Che fosse questione di banda e di costi nessuno lo nega. Però è il quid di consapevolezza e di cultura l'elemento chiave che  ha cambiato lo scenario. Si potrà anche parlare di "wearable working" in un futuro prossimo, ha ricordato Martinengo, ma la verità è che "le tecnologie sono innovazione solo quando migliorano la qualità della vita. Sennò sono solo gadget".  Giusto: il punto di vista è squisitamente femminile, condivisibile anche dagli uomini, però. Magari con un po' di fatica. "E dietro - ha insistito Martinengo - ci deve essere l'analisi accurata dei ruoli delle persone e dell'organizzazione".  Abbiamo capito finalmente, adesso e non prima,  che il lavoro è un sistema di conversazioni e di funzioni integrate: mai come oggi si fa uso del perfisso "co-": co-designing, co-planning, co-working... E che  l'anello finale della catena è la connessione con la vita privata, quella familiare e fuori dalle mura aziendali. 
L'obiettivo del "Maggiordomo digitale" - che poggia ecoonomicamente su un bando biennale cofinanziato dalla Regione Lombardia in materia di welfare aziendale  e interaziendale e praticamente su una piattaforma-ambiente di e-communication con webcam - era abbattere il digital divide di cui soffrono le imprese di piccole dimensioni, permettendo alle imprenditrici, ai dipendenti e anche ai loro familiari (altra novità) di usufruire di attività di formazione in e-learning (550 ore erogate); di certificare i risultati e renderli oggettivi e spendibili con l'ottenimento della patente del computer ECDL (167 gli esami sostenuti, il 78% dei quali superati e l'attività di verifica é ancora in corso); di offrire ai 95 lavoratori modalità di  lavoro a distanza senza sentirsi isolati e messi all'angolo e benefit non tradizionali: non ticket restaurant, ma buoni libro.

L'attività è stata monitorata  e valutata da un organismo terzo nei risultati quantificabili, come come sarebbe opportuno si facesse sempre con i progetti finanziati.  Ma l'altra mattina, all'incontro in Provincia, le imprenditrici di due delle realtà partecipanti - Lamiflex e Giostra - hanno dato conto anche del cambio di mentalità che si sono portate a casa dopo l'esperienza: entrare in un'ottica di condivisione e di conoscenza reciproca che spazia oltre la vita lavorativa in azienda è un plus immateriale.
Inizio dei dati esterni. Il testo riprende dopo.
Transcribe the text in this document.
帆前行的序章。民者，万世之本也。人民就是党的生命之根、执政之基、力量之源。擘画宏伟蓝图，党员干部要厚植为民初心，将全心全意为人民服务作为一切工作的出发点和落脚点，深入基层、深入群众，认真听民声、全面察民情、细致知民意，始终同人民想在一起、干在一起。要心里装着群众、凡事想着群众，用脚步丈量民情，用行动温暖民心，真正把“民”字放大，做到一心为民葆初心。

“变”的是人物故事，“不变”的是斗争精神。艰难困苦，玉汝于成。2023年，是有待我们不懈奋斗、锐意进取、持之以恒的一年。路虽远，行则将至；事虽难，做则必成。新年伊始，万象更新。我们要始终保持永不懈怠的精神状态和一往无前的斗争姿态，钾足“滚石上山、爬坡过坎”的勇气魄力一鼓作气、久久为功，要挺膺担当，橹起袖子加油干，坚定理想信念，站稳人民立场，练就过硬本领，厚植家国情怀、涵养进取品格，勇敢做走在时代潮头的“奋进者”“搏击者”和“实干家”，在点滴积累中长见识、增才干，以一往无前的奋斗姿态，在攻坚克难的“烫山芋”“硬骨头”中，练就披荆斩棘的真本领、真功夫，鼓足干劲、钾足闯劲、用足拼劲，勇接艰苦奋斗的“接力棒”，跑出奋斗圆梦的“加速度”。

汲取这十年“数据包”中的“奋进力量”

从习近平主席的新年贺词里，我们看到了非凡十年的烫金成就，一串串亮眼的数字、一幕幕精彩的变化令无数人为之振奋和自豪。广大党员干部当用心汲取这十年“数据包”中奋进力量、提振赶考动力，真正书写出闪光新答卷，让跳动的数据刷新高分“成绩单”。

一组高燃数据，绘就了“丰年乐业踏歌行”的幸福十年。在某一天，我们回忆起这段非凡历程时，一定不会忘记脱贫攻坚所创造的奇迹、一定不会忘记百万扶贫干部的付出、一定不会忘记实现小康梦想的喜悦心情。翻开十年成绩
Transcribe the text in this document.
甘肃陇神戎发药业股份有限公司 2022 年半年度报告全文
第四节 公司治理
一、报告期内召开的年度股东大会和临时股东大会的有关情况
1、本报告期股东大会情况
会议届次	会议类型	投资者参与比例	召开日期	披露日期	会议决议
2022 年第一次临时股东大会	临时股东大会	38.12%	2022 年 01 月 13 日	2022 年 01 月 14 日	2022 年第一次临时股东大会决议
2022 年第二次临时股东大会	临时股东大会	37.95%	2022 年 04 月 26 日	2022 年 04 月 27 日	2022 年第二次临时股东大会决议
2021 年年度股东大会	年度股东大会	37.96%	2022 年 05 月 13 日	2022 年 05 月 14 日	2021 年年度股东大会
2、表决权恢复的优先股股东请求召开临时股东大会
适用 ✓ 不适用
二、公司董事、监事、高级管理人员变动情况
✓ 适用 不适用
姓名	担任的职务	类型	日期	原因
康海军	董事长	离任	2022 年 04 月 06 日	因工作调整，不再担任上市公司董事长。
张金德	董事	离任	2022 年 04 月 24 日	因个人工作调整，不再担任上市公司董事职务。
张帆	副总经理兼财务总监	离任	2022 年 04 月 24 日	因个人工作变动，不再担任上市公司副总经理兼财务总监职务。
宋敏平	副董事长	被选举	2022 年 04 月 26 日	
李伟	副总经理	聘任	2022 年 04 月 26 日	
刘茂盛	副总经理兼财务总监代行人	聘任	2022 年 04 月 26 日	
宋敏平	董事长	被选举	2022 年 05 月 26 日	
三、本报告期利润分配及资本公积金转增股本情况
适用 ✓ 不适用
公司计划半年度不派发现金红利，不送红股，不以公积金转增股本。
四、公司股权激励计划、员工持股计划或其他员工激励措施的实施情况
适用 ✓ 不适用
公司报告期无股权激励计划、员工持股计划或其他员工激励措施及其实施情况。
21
L'altro, non meno importante, è che il fatto di prendere coscienza delle proprie competenze - come richiedeva il progetto di e-learning - e di valorizzarle incrementandole  "per molte lavoratrici é stato come aprire una finestra sul futuro". In parole semplici, è quel che si chiama employability, impiegabilità, con l'espansione del potenziale, delle "life skills" di chi lavora, indipendentemente dal posto presente. "Un compito che riguarda sempre più anche le aziende, non solo il sistema dell'istruzione", ha commentato Anna Maria Ponzellini, esperta di  di organizzazione del lavoro e politiche del welfare che, con Apotema, ha partecipato al progetto.
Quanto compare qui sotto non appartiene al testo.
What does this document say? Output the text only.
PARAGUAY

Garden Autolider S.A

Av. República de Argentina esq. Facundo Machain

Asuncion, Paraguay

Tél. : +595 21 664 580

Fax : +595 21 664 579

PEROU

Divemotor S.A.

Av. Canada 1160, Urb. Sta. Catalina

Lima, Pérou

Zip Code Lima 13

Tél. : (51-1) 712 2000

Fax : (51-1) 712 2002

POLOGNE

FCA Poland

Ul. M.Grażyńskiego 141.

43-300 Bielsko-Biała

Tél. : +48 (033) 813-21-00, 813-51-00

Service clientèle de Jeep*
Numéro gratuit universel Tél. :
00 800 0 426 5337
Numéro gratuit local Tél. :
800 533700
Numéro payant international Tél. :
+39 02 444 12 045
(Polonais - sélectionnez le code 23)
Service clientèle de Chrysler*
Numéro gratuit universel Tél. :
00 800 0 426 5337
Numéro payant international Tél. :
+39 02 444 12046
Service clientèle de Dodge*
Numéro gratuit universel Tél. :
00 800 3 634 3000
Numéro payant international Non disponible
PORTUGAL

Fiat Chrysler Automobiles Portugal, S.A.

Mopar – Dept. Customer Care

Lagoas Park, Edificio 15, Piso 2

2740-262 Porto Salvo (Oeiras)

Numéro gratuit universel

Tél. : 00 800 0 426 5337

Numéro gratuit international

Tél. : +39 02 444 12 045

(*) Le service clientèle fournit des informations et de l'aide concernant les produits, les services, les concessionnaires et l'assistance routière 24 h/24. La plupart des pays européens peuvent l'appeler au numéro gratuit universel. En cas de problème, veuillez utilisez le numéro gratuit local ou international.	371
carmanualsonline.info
Dalle imprenditrici, a questo punto, è arrivata la richiesta di una legge quadro facilitatrice che favorisca e regoli insieme lo smartworking nelle piccole imprese.  Che i tempi siano maturi lo ha confermato anche Alessia Mosca del Pd, firmataria in dicembre con Irene Tinagli (SceltaCivica) e Barbara Saltamartini (NCD) di una proposta di legge "tripartisan" (per le iniziative parlamentari delle donne  non é una novità) che punta sul cambiamento della cultura manageriale e sull'alleggerimento delle normative che, ha detto Mosca, darebbe vantaggi sulla produttività ma avrebbe anche effetti sulla politica industriale "perchè così crescerebbe la domanda di questo tipo tecnologie". E (qui parla la blogger) quella di professionalità elevate e giovanili, con un traino virtuoso  dell'occupazione di qualità.   Nel giorno delle dimissioni del Governo, non c'è che sperare . E ribadire l'invito - pressante - a fare in fretta.